Utah’s Rock Art
Utah contains a rich tapestry of pictographs (drawings painted on rock using natural dyes) and petroglyphs (images carved into stone).
Searching out rock-art panels can easily become an obsession, and it's a good one, since it will lead you far off the beaten path and deep into canyons that were once central for the area's ancient inhabitants.
Dry Fork Petroglyphs: These easily reached rock-art galleries, found northwest of Vernal, are also rarely visited. These spectacular images of life-sized human figures are considered to be some of the best in the nation.
Nine Mile Canyon: Few people travel these dusty (but perfectly passable in dry weather) roads near Price, but the rewards are great: There are a number of excellent rock-art panels and ancient grain caches tucked into the cliffs.
Sego Canyon: North of Moab on I-80, Sego Canyon is a vast gallery of prehistoric art, where you'll find hundreds of etched images.
Zion and Bryce
Parowan Gap: Ancient artists chiseled images — geometric designs, lizards, bear claws, and human figures — in this narrow rock pass, east of Cedar City, more than 1,000 years ago.
The Escalante Region
Boynton Overlook: Stop on Highway 12 between the towns of Escalante and Boulder in Grand Staircase-Escalante National Monument and scan the cliff face across the river to see a pictograph of many handprints.

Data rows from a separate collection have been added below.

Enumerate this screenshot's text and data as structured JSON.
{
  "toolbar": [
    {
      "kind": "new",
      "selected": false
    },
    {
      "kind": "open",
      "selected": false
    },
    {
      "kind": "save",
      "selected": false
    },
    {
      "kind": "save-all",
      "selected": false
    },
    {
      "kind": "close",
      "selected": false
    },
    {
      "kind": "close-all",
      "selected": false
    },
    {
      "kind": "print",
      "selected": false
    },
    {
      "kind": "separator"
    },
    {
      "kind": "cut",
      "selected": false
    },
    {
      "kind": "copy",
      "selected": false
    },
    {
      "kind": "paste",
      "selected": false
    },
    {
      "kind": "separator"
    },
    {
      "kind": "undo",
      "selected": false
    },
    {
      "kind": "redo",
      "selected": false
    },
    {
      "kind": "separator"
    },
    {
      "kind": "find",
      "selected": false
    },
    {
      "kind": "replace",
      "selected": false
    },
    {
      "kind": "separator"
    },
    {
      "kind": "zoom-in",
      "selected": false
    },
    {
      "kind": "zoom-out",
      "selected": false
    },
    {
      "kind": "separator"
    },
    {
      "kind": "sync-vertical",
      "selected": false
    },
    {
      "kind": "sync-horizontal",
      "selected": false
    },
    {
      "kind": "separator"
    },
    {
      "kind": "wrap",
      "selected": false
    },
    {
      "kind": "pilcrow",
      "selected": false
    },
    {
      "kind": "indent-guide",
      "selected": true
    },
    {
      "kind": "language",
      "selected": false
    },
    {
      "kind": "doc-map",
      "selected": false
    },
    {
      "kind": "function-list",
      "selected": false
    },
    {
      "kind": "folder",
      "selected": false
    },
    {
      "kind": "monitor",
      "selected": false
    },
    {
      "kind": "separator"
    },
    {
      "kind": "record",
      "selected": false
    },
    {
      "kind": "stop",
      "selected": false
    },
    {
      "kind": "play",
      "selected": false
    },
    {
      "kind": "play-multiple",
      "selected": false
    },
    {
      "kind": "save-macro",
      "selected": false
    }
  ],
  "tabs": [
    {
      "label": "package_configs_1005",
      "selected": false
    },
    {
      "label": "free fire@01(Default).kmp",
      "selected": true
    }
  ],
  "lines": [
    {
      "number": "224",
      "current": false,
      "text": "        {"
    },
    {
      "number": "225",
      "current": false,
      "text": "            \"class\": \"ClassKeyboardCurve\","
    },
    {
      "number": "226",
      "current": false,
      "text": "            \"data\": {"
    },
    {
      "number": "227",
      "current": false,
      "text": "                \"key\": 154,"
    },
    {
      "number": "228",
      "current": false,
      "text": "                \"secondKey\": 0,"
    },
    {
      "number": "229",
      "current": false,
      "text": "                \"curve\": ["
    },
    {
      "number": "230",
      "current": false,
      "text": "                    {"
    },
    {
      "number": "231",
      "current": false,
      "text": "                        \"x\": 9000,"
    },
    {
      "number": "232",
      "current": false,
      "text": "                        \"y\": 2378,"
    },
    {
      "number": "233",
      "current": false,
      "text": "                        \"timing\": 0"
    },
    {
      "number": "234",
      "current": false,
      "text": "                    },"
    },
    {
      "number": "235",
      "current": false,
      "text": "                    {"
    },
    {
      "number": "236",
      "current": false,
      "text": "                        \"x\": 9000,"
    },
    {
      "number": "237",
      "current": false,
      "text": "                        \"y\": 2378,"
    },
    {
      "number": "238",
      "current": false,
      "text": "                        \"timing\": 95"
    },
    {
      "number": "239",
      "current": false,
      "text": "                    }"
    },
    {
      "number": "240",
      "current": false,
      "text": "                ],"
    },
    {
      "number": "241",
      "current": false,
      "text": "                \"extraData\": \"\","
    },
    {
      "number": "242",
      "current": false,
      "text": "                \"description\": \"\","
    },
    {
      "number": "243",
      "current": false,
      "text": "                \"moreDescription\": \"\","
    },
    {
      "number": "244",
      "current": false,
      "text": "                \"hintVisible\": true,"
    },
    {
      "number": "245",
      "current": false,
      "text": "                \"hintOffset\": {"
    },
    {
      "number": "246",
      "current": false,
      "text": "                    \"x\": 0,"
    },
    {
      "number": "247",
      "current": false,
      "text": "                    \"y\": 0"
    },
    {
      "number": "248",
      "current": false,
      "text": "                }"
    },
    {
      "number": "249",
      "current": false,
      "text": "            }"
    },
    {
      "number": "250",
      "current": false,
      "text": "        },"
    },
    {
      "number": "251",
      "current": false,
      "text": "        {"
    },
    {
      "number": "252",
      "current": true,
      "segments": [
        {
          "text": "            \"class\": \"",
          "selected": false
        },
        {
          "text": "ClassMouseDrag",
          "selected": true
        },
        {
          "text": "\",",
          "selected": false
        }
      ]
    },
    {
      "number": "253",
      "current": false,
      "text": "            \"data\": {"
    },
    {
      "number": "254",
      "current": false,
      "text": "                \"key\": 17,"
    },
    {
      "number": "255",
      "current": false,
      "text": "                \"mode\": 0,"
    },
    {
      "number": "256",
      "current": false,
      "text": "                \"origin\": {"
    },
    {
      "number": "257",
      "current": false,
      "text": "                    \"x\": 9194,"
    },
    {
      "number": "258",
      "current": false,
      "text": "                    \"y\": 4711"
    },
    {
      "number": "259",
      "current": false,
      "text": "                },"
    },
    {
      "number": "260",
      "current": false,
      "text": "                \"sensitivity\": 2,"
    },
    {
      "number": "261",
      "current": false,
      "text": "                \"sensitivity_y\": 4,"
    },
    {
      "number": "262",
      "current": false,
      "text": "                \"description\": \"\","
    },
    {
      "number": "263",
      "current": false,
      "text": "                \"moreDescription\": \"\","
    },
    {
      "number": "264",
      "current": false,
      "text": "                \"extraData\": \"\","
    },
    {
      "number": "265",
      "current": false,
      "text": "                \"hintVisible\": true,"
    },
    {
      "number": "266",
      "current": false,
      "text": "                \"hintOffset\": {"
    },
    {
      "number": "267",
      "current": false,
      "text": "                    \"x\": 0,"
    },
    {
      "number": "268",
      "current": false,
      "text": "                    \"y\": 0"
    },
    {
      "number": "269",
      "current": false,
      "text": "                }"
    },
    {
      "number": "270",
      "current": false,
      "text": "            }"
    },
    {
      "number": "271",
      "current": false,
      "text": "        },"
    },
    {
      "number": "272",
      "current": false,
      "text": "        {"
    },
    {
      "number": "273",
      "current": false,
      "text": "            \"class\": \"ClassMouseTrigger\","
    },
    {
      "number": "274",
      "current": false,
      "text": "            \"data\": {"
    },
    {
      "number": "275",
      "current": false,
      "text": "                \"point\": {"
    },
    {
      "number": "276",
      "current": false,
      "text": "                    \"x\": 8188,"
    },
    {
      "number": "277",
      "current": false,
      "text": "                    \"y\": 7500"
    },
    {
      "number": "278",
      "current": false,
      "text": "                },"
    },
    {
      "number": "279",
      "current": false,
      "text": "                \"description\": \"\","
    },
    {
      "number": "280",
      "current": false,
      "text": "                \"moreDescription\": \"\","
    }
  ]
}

Fremont River Canyon: Petroglyphs of horned mountain sheep and humans in feathered headdresses are easily viewed from a parking area along Highway 24 in Capitol Reef National Park.
Arches and Canyonlands
Delicate Arch Trail: This often-overlooked panel of Ute Style rock-art in Arches National Park shows mounted horsemen hunting mountain sheep.
BLM Newspaper Rock: This showcase of rock art sits a few miles west of U.S. 191 on the entrance road for Canyonland's Needles District.
Great Gallery: In Canyonlands' remote Horseshoe Canyon Unit, human-sized images of ghost spirits cover the walls — this was clearly a sacred place for thousands of years.
Hovenweep National Monument: At one of Utah's best-preserved Anasazi villages, you'll find many petroglyphs. The most interesting are in the Holly Ruins, where a series of spirals and concentric rings served as a calendar for ancient farmers.